Groups | Search | Server Info | Keyboard shortcuts | Login | Register [http] [https] [nntp] [nntps]


Groups > comp.lang.python > #97481 > unrolled thread

change data in large excel file(more than 240 000 rows on sheet)

Started bygall.pavgal.gall@gmail.com
First post2015-10-07 07:13 -0700
Last post2015-10-09 04:19 -0700
Articles 8 — 5 participants

Back to article view | Back to comp.lang.python


Contents

  change data in large excel file(more than 240 000 rows on sheet) gall.pavgal.gall@gmail.com - 2015-10-07 07:13 -0700
    Re: change data in large excel file(more than 240 000 rows on sheet) Mark Lawrence <breamoreboy@yahoo.co.uk> - 2015-10-07 15:18 +0100
    Re: change data in large excel file(more than 240 000 rows on sheet) gall.pavgal.gall@gmail.com - 2015-10-08 02:58 -0700
      Re: change data in large excel file(more than 240 000 rows on sheet) Laura Creighton <lac@openend.se> - 2015-10-08 12:27 +0200
        Re: change data in large excel file(more than 240 000 rows on sheet) gall.pavgal.gall@gmail.com - 2015-10-09 01:21 -0700
          Re: change data in large excel file(more than 240 000 rows on sheet) Laura Creighton <lac@openend.se> - 2015-10-09 13:07 +0200
          Re: change data in large excel file(more than 240 000 rows on sheet) alister <alister.nospam.ware@ntlworld.com> - 2015-10-09 11:33 +0000
    Re: change data in large excel file(more than 240 000 rows on sheet) harirammanohar159@gmail.com - 2015-10-09 04:19 -0700

#97481 — change data in large excel file(more than 240 000 rows on sheet)

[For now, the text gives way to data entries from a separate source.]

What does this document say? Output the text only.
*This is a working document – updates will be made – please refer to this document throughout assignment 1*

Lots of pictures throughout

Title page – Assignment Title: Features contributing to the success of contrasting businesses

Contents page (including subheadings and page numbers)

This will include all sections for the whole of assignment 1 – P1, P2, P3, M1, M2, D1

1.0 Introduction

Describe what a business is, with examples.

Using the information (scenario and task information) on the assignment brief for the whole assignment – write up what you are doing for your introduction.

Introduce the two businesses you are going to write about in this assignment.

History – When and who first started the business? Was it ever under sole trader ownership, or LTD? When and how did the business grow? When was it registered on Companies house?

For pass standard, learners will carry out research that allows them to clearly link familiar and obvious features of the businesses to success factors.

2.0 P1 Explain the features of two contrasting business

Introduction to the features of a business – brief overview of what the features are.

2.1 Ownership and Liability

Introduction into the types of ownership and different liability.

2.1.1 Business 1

Fromgall.pavgal.gall@gmail.com
Date2015-10-07 07:13 -0700
Subjectchange data in large excel file(more than 240 000 rows on sheet)
Message-ID<9c23c9d1-4257-475b-a7f6-811e85fe83f3@googlegroups.com>
Hi Guys,
I need to change data in large excel file(more than 240 000 rows on sheet), it's possible through win32com.client, but i need use Linux OS ...
Please, could you advise some-thing suitable!

best regards, Pavel.

[toc] | [next] | [standalone]


#97482

FromMark Lawrence <breamoreboy@yahoo.co.uk>
Date2015-10-07 15:18 +0100
Message-ID<mailman.454.1444227551.28679.python-list@python.org>
In reply to#97481
On 07/10/2015 15:13, gall.pavgal.gall@gmail.com wrote:
> Hi Guys,
> I need to change data in large excel file(more than 240 000 rows on sheet), it's possible through win32com.client, but i need use Linux OS ...
> Please, could you advise some-thing suitable!
>
> best regards, Pavel.
>

http://www.python-excel.org/

-- 
My fellow Pythonistas, ask not what our language can do for you, ask
what you can do for our language.

Mark Lawrence

[toc] | [prev] | [next] | [standalone]


#97497

Fromgall.pavgal.gall@gmail.com
Date2015-10-08 02:58 -0700
Message-ID<caed8133-f4cb-420b-b9fd-4512fbe11400@googlegroups.com>
In reply to#97481
thanks Guys!
xlrd it's cool, but i need change existing file, which contains some sheets with large data...)
So, if i use xlwt(i.e. create new excel document), i will lose data from other sheets.
I tried use openpyxl, but got error :

Traceback (most recent call last):
  File "D:/WebPython/oneMoreTest.py", line 15, in <module>
    wb = load_workbook(filename='D:\WebPython\COX.DSG.Offering Product Catalog VANE.xlsx')
  File "C:\Python27\lib\site-packages\openpyxl\reader\excel.py", line 149, in load_workbook
    _load_workbook(wb, archive, filename, read_only, keep_vba)
  File "C:\Python27\lib\site-packages\openpyxl\reader\excel.py", line 236, in _load_workbook
    color_index=wb._colors)
  File "C:\Python27\lib\site-packages\openpyxl\reader\worksheet.py", line 327, in read_worksheet
    fast_parse(ws, xml_source, shared_strings, style_table, color_index)
  File "C:\Python27\lib\site-packages\openpyxl\reader\worksheet.py", line 315, in fast_parse
    parser.parse()
  File "C:\Python27\lib\site-packages\openpyxl\reader\worksheet.py", line 88, in parse
    stream = _get_xml_iter(self.source)
  File "C:\Python27\lib\site-packages\openpyxl\reader\worksheet.py", line 36, in _get_xml_iter
    xml_source = xml_source.encode("utf-8")
MemoryError

[toc] | [prev] | [next] | [standalone]


#97499

FromLaura Creighton <lac@openend.se>
Date2015-10-08 12:27 +0200
Message-ID<mailman.468.1444300069.28679.python-list@python.org>
In reply to#97497
You need to use the optimised reader.
https://openpyxl.readthedocs.org/en/latest/optimized.html

Laura

[toc] | [prev] | [next] | [standalone]


#97531

Fromgall.pavgal.gall@gmail.com
Date2015-10-09 01:21 -0700
Message-ID<3d355596-b1cb-4a1e-b234-21bf1e637f63@googlegroups.com>
In reply to#97499
Thanks Laura!
But i need to change existing excel file and if i use the optimised reader, i can read data only, but i can't change data.  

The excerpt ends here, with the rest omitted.